SEATTLE — Soaring costs for labor, materials and land have plans for a light-rail extension to Lynnwood running $500 million over budget.

The previous budget estimate of $2.4 billion for the long-awaited project now stands at $2.9 billion, according to documents released at a Sound Transit board meeting Thursday, the Seattle Times reported .

In addition, the line is expected to open six months later than planned, in mid-2024 instead of late 2023.

Peter Rogoff, the chief executive of the regional transportation agency, said Sound Transit is working with communities along the line to simplify the design to save some money. But, he said, it won’t ultimately stop light rail’s expansion to other communities, as approved by voters last year in the massive $54 billion Sound Transit 3 measure.

“It’s certainly a disappointment to everyone,” Rogoff said. “What is not in question is whether we will get to Everett, get to Redmond and to Federal Way, or Tacoma, to Ballard and West Seattle.”

Voters approved the 8.5-mile extension from north Seattle to Lynnwood in 2008. The completed line is expected to serve 70,000 daily riders by 2035 and to provide a reliable 28-minute trip between Lynnwood and downtown Seattle.

The looming half-billion-dollar increase wasn’t telegraphed last year, as voters considered Sound Transit 3. The costs became clearer only in the last few months, Rogoff said, through work with the construction-management firm to complete 60?percent of the design.

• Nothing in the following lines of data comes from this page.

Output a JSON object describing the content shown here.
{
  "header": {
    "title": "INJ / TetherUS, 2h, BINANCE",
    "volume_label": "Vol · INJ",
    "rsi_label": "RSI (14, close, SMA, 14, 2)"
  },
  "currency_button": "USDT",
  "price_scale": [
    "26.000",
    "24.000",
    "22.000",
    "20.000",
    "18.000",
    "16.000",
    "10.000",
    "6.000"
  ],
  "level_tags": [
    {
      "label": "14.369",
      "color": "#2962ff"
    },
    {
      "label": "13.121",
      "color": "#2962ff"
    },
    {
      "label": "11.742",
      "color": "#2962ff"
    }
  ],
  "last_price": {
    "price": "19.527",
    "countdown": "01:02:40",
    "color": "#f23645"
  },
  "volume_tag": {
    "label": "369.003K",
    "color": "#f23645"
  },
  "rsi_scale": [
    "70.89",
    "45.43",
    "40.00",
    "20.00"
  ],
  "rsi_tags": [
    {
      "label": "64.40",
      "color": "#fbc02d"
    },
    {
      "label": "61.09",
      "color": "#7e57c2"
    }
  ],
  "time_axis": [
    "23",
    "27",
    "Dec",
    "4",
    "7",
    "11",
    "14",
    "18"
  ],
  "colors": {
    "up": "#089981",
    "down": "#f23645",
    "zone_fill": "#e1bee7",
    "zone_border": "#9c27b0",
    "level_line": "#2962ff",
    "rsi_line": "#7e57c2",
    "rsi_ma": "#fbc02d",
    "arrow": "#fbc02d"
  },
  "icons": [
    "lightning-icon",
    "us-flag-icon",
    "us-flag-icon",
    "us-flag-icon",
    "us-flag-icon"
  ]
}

“No one was hiding the ball here,” Rogoff said.

Other high-cost regions, including Los Angeles and Portland, are seeing similar increases, he said.

Among unforeseen problems: A budgeted 25 percent hike in land costs turned out to be 44 percent, from 2014-17. These expenses include buying out downtown Lynnwood landowners who will be displaced by the trackway and station.

In addition, it’s expected to cost $32 million to replace 7,000 trees that must be removed along Interstate 5.

The Lynnwood expansion’s delay is driven partly by uncertainty in the federal government. During the Obama administration, it was expected that the federal government would deliver $1.2 billion, half the estimated cost of the Lynnwood project. Congress appropriated the first $100 million, but Rogoff said he can’t sign construction contracts until a Federal Transit Administration “full funding grant agreement” is signed, hopefully in July 2018.

President Donald Trump proposes halting the big transit grants, but key senators, including Washington state Democrats Patty Murray and Maria Cantwell, are fighting to keep them.

Sound Transit also released some better news: Light-rail ridership for spring quarter increased 6.8 percent from a year earlier, averaging nearly 74,000 weekday riders, between the University of Washington and Angle Lake.